Wednesday, February 15, 2006

Breaking In To The Elektrobank

Now this is what I have been waiting so long to see: A Palo Alto research scientist is proposing to implant an electrode into his own brain, in order to make emperical connections between collected data, and what he perceives as concious thought. The guy's name is Bill Newsome and he mentions the inherent difficults that he is likely to run into while trying to secure approval to do such experiments. This kind of pioneering spirit harkens back to the work that Dr. Alexander Shulgin has been doing for years, by testing hundreds of custom-made psychedelics on himself, as well as his wife and friends...excellent.

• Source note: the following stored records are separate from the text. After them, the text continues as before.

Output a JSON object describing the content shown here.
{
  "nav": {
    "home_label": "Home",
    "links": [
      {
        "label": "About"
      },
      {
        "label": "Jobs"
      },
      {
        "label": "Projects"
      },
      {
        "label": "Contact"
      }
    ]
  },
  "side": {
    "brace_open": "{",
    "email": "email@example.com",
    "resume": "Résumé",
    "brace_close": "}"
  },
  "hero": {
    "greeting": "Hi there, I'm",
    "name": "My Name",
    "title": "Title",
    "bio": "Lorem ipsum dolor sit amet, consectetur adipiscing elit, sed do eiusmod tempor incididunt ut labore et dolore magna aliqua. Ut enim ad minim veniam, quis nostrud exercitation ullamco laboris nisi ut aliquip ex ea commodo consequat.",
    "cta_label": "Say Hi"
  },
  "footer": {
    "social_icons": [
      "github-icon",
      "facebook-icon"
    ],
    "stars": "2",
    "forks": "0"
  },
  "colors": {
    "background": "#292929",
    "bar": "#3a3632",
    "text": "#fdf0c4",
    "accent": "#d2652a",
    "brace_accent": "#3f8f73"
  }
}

Read the full article/interview over at Technology Review:
"Big Brain Thinking"

"...science and ethics keep one another in check." --Anonymous

2 comments:

Jake said...

Testing the turing machine eh? I wonder if epistomology will once and for all be blown out of the water (Hume is rolling in his grave)

Frederic Christie said...

How can epistemology be blown out of the water by empirical facts? Hume's description of the inability to be certain isn't just a psychological one, it's a logical one having to do with the weakness of inductive logic.

Isn't it highly unethical to give drugs to your wife and friends without consent? ;)

Seems very interesting. He is trying to bridge the gap into real, non-superficial understanding of the mind and body, a worthwhile endeavor indeed. What I hope is that people will follow his lead: He doesn't deny consciousness or free will to be valid phenomena, he just wants to explore their boundaries and causes.